Hello,
I am noticing differences in predicted transcripts at test time vs using the inference utilities with the same model
and scorer
.
For example. At the end of test time I get the report of Test WER
and CER
. It also displays the best WER, median WER and worst WER. It also displays some example files.
WER: 1.500000, CER: 1.500000, loss: 564.514343
- wav: file:////tmp/external/atc_data/020918LIVE_NonStop_KDAB_CLEARANCE_GROUND_Daytona_Beach_FL_Tower_Communication.mp3_chunk003.mp3_split_files/audio_segment_615.wav
- src: "riddle four forty four maintain at or below three thousand"
- res: "one four daytona clearance maintain vfr at or below three thousand departure frequency one two five point squack four two four one"
Now running the client.py
tool with the model.pbmm
that was produced in the above training and the same scorer that was used in the --scorer_path
training argument.

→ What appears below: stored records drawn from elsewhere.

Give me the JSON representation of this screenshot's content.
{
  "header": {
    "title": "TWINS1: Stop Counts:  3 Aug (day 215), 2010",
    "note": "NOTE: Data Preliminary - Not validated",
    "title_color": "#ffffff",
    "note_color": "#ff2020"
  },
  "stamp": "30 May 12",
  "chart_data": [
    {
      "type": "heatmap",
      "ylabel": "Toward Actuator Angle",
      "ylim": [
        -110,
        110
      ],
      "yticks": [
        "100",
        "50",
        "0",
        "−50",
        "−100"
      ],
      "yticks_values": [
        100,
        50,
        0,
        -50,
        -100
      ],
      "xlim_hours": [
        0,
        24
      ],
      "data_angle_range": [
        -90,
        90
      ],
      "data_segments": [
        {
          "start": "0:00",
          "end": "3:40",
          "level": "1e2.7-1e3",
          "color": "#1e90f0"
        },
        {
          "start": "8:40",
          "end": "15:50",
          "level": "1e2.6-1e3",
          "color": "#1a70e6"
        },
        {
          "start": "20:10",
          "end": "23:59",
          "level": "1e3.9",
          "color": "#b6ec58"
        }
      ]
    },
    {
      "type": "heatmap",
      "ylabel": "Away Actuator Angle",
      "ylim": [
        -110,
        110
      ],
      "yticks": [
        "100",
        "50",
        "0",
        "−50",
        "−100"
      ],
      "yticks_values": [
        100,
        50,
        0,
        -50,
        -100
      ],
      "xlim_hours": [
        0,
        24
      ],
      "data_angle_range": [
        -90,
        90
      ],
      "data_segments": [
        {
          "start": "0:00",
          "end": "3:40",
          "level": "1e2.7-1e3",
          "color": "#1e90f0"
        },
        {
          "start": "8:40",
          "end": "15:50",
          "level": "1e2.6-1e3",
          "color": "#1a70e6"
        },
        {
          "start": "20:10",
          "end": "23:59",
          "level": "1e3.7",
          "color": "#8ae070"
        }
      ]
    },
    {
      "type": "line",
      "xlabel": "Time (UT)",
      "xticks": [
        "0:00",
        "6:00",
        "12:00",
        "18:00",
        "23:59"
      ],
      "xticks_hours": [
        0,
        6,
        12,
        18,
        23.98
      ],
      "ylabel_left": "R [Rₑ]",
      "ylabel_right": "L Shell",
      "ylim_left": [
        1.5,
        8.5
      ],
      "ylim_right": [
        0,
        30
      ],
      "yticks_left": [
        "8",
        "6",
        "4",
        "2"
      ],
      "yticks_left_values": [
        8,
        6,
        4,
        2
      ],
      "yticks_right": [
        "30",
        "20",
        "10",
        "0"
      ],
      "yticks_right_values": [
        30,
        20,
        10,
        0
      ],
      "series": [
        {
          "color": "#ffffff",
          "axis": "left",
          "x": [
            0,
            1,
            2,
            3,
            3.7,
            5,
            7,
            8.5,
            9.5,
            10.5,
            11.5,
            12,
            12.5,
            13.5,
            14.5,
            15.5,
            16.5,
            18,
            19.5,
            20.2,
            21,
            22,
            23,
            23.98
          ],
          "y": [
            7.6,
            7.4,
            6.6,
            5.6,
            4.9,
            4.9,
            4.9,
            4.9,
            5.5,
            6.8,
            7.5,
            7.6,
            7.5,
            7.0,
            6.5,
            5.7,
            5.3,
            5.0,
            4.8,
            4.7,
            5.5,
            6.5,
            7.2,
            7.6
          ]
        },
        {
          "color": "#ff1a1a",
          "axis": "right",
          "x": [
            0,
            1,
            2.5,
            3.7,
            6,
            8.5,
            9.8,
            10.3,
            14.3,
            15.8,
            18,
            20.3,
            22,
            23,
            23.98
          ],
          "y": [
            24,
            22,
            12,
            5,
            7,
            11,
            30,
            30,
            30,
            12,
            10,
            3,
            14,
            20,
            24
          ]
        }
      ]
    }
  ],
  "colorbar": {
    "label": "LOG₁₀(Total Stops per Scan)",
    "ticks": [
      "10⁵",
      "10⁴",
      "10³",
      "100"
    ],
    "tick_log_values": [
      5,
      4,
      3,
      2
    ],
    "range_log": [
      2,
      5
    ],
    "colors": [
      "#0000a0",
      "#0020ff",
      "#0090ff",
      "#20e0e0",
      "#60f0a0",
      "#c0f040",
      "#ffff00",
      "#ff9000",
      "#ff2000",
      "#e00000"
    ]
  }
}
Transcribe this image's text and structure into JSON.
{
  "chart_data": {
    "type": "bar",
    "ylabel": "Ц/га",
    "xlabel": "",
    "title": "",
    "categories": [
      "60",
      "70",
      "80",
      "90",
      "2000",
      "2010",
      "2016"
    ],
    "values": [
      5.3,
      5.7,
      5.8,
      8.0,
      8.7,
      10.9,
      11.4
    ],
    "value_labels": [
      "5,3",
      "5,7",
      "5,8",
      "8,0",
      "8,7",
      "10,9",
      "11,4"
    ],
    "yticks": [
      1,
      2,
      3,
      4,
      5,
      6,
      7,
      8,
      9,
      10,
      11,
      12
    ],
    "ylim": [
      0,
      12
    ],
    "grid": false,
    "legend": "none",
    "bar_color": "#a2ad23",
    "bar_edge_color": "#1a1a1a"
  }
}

Also, leaving beam_width
and lm_alpha
and lm_beta
as their defaults from the model and scorer respectively I receive different results:
Loading model from file ..\data\external\model_storage\atc_model_8_10_2020_30epochs_v9.pbmm
TensorFlow: v1.15.0-24-gceb46aae58
DeepSpeech: v0.7.4-0-gfcd9563f
2020-08-11 12:10:06.577643: I tensorflow/core/platform/cpu_feature_guard.cc:142] Your CPU supports instructions that this TensorFlow binary was not compiled to use: AVX2
Loaded model in 0.0574s.
Loading scorer from files ..\data\external\scorer_storage\new_kenlm_atc_order6_topk1500.scorer
Loaded scorer in 0.0116s.
Running inference.
in we four daytona clearance maintain vfr at or below three thousand departure frequency one two five point it squack four two four one
Why is the result from inference different than what is produced at Test time? Is there a variation of results from the inference tool vs the results at the end of testing due to beam_width
hyperparameter, etc? I am viewing the inference tool as my final assessment of each model I train (I have an edited client version that gives me WER and CER as it infers) but I want to understand these differences so I can ultimately assess my model with the true WER and CER.
Thanks!